В исследовании о пуштунах Фредрик Барт ставит важнейшие вопросы, связанные с характеристиками этнической идентичности, с тем, при каких условиях они сохраняются, а при каких меняются. "Если условия таковы, - спрашивает ученый, - если целый ряд людей определенной статусной категории, как в случае с пуштунами, утрачивает свои характеристики и начинает вести образ жизни, не соответствующий образу жизни пуштунов, - что происходит тогда? Перестают ли они быть пуштунами с точки зрения окружающих людей, или же эти характеристики перестают ассоциироваться с пуштунской идентичностью?"

Это тем более важно в свете пуштунской поговорки, комментируемой Бартом: "Пуштун - это тот, кто поступает по-пуштунски, а не [просто] говорит по-пуштунски"; делать что-либо "по-пуштунски" означает в этом контексте жить в соответствии со строгим кодом, требованиям которого некоторые люди, говорящие на пушту, могут не соответствовать".

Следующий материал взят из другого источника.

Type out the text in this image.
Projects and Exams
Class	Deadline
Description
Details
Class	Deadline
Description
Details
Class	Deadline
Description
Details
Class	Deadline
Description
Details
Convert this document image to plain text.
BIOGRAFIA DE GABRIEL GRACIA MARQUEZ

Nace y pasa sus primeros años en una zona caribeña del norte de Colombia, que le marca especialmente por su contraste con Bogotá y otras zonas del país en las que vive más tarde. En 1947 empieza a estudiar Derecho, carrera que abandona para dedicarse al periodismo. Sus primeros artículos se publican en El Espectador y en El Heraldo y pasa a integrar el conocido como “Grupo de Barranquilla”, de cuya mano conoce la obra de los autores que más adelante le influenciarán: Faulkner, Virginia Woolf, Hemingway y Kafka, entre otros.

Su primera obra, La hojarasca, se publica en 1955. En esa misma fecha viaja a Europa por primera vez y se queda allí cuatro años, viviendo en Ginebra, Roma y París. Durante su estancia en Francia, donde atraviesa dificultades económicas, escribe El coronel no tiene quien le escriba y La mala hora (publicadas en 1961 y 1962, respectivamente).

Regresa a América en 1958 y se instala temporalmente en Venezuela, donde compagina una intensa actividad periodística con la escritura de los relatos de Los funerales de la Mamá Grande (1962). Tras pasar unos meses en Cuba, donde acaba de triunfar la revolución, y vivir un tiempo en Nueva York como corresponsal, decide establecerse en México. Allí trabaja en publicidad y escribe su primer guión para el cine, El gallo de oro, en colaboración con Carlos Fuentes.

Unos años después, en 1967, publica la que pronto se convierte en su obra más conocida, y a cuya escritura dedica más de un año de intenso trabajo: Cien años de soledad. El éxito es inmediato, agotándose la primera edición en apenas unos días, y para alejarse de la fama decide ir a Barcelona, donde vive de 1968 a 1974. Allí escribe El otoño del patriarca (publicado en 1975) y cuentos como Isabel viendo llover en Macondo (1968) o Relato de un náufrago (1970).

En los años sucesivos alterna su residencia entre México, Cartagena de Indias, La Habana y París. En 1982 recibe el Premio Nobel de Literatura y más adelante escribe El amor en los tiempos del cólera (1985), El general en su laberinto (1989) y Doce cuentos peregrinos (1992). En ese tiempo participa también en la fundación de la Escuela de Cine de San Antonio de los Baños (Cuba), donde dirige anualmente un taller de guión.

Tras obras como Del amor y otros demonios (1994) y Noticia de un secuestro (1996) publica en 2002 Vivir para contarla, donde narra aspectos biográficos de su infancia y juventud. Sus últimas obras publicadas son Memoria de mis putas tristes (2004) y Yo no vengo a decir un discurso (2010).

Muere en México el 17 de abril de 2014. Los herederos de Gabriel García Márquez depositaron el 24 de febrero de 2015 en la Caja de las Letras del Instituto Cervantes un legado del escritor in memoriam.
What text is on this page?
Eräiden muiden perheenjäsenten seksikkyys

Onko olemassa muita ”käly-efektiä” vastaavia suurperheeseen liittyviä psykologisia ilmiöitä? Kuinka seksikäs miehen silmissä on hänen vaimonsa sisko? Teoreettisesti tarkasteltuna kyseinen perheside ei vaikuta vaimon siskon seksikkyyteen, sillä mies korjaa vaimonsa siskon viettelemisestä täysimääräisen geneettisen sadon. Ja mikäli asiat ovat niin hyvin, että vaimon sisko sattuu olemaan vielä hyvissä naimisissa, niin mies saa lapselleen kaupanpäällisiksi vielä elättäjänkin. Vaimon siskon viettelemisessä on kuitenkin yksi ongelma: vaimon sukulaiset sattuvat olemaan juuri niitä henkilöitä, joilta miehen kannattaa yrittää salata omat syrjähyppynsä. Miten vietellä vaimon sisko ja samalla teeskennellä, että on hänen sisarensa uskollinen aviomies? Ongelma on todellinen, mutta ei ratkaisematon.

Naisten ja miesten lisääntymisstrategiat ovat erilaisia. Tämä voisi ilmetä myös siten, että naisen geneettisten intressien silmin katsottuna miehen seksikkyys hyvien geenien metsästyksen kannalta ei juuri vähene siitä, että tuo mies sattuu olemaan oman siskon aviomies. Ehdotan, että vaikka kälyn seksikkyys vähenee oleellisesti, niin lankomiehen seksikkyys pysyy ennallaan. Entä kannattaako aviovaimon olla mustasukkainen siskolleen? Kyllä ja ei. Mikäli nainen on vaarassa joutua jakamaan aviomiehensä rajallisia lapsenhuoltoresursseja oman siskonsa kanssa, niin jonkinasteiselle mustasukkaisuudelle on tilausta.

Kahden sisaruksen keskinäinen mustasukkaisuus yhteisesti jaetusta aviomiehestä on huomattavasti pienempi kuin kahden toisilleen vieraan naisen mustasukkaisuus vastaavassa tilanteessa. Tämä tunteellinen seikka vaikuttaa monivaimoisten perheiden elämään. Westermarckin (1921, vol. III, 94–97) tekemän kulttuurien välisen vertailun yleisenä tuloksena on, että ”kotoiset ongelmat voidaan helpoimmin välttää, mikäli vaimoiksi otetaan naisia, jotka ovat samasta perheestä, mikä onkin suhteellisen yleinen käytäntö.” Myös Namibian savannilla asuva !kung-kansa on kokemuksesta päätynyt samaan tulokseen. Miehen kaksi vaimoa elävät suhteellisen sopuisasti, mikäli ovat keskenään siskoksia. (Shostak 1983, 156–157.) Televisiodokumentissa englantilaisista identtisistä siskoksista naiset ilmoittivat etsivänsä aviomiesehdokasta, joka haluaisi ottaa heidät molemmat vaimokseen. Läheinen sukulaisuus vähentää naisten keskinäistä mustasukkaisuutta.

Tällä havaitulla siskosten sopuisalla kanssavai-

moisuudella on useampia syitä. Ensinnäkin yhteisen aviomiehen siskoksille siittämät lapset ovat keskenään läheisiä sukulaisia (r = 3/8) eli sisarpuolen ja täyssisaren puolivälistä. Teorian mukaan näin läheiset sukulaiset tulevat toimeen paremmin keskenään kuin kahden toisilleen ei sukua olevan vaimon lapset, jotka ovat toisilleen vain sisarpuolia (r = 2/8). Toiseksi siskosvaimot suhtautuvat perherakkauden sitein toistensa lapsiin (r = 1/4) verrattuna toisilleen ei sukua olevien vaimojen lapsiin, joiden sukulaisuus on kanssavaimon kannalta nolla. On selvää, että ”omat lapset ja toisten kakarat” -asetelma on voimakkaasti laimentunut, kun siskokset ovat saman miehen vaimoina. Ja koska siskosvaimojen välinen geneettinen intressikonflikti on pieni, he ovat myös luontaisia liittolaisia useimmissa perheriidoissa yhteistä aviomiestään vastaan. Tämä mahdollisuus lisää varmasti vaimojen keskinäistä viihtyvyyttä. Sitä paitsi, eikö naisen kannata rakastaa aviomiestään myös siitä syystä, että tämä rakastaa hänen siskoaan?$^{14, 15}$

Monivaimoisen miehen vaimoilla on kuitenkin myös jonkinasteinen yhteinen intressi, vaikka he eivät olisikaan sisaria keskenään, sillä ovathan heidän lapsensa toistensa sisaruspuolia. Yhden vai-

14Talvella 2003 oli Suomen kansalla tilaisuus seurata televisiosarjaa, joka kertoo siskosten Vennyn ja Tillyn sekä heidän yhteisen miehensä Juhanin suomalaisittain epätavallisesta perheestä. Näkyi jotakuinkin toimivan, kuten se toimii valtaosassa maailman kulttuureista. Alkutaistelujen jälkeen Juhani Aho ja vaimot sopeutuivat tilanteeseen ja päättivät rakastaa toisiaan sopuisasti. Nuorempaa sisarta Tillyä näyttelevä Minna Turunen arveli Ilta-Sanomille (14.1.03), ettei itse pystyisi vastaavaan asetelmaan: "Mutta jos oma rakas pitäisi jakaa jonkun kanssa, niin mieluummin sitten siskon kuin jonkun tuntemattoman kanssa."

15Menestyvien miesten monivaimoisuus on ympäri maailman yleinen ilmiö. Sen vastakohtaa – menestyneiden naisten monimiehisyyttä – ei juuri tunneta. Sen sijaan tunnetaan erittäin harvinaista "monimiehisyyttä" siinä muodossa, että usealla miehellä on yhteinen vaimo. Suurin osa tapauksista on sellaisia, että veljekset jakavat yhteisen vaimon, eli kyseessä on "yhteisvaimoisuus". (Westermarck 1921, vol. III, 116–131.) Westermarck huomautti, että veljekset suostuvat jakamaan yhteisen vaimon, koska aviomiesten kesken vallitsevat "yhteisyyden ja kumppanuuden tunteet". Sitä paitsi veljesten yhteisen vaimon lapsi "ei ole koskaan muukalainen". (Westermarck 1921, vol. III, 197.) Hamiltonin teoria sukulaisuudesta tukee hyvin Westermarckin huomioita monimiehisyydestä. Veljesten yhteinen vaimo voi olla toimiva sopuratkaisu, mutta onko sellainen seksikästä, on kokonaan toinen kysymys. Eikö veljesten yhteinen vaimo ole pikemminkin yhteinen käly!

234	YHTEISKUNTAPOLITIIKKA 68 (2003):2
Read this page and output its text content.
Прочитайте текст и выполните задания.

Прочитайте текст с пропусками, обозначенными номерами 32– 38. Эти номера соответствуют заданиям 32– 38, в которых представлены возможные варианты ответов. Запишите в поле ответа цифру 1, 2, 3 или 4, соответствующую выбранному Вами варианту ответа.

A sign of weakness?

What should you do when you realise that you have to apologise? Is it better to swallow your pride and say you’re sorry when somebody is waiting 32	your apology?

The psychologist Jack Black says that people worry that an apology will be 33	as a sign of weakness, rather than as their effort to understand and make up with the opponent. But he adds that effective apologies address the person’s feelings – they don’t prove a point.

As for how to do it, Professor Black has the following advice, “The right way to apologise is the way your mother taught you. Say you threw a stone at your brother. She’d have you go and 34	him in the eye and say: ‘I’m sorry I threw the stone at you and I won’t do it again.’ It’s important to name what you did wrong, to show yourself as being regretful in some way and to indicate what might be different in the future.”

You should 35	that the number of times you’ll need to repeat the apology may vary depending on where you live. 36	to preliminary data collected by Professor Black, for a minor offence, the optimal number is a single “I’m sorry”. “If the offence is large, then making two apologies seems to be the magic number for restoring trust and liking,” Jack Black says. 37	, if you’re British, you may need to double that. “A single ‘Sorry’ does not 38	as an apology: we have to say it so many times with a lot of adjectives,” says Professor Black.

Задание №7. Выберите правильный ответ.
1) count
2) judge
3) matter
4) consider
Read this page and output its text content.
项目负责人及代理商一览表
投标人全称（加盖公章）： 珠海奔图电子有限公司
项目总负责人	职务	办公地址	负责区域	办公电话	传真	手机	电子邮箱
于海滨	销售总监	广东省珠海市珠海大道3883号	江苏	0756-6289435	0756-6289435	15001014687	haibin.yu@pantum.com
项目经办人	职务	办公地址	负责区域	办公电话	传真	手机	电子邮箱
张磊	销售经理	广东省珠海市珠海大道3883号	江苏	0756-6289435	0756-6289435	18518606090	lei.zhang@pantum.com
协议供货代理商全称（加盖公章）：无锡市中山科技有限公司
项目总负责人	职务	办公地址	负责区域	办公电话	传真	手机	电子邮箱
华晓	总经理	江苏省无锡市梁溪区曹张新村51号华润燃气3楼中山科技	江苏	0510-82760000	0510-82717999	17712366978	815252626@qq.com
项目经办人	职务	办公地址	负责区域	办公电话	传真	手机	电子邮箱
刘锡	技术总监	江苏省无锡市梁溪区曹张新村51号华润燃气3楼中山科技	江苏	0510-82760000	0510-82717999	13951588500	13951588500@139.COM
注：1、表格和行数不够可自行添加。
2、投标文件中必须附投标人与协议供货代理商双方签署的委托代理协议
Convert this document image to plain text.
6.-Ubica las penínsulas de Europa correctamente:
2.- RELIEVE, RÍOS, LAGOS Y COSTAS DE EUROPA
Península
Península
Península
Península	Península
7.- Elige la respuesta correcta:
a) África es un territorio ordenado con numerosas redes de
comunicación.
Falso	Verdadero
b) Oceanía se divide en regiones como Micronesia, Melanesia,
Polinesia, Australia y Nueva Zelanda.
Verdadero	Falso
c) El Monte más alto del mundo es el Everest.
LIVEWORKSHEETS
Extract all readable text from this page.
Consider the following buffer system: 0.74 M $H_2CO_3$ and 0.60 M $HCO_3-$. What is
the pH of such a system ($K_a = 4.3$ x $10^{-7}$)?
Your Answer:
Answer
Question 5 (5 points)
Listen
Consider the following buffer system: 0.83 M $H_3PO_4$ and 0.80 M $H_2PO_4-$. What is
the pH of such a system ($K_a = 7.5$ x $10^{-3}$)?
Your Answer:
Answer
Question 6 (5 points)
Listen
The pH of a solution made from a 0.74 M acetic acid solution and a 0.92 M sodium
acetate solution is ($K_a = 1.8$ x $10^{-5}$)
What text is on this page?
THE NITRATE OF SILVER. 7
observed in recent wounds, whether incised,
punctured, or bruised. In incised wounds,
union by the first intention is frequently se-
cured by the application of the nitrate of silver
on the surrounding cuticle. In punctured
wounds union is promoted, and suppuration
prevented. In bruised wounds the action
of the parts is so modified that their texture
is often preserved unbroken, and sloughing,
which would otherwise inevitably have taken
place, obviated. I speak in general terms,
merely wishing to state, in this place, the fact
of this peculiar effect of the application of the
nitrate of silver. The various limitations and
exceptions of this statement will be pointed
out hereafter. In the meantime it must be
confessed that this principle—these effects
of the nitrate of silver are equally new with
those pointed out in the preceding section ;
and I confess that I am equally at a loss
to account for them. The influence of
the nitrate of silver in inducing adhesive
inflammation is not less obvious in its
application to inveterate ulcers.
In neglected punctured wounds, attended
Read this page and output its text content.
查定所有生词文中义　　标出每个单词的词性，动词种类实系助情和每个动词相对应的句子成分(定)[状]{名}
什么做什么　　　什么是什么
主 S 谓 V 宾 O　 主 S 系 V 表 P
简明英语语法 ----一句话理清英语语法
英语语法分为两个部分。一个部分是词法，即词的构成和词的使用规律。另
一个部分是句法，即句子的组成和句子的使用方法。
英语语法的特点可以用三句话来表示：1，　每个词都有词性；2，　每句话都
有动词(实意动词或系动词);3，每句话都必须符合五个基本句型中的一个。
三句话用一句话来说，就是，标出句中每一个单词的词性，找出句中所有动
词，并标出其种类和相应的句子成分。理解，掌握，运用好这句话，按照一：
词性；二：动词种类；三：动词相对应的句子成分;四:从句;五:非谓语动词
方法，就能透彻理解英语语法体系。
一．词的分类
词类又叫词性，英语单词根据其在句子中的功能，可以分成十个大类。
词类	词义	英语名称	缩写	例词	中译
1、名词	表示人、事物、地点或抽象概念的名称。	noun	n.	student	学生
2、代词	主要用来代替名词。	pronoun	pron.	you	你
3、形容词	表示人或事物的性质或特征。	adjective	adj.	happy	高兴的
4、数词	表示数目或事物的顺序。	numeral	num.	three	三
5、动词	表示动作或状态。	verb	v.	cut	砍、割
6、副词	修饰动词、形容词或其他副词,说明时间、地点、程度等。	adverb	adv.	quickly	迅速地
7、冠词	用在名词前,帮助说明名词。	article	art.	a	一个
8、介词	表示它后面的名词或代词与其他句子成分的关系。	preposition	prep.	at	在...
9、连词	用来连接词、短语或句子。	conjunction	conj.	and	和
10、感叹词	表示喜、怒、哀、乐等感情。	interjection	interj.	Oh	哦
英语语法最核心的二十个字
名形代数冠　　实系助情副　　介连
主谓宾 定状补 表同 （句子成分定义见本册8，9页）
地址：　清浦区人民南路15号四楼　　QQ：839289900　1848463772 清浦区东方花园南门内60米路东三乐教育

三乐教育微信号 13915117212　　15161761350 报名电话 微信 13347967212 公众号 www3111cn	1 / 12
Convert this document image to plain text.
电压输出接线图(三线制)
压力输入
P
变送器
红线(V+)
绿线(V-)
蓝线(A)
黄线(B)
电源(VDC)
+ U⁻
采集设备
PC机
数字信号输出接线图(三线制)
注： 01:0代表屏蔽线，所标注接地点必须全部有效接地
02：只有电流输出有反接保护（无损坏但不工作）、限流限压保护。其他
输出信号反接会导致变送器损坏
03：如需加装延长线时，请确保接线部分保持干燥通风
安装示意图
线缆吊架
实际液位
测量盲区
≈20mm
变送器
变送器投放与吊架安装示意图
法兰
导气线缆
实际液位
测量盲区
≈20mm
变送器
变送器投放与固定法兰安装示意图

То есть и ожидания от человека, блестяще говорящего по-русски, концентрируются не на его языке, но на манере поведения, системе ценностей, которые у него должны быть общими с той социальной группой, что призвана принять/не принять его в свои ряды.

Ситуации со сменой либо сохранением идентичности столь многочисленны, что они порождают в итоге довольно сложную и в чем-то неустойчивую картину мира. Многое в ней зависит от системы координат, точки отсчета, избираемой тем, чья идентичность (не)вынужденно подвергается трансформации. Важным здесь, утверждает Барт во "Введении", ставшим своего рода теоретическим обоснованием всего сборника, является то, "каких результатов сумеют добиться другие, те, с кем индивид взаимодействует и с кем себя сравнивает, а также то, какие альтернативные идентичности и системы стандартов ему доступны".

Настоящей проблемой сегодня стала, конечно же, агрессия по отношению к "пришлым" идентичностям, нежелание, а зачастую и просто неумение сосуществовать рядом с "другим", не воспринимая "чужое" как враждебное, а "чужого" как скрытого врага.

Поневоле жалеешь, что, в отличие от Европы, в России нет общественной организации, способной напечатать миллионы стикеров и обклеить ими все дома и заборы: "Все люди - иностранцы". Такая акция прошла в конце 90-х в той же Германии, в момент подъема там национализма. Конечно, стикеры не повлияли на волну расовой нетерпимости, но хотя бы предложили - тем, кто способен, - задуматься об иной оптике в этом мире.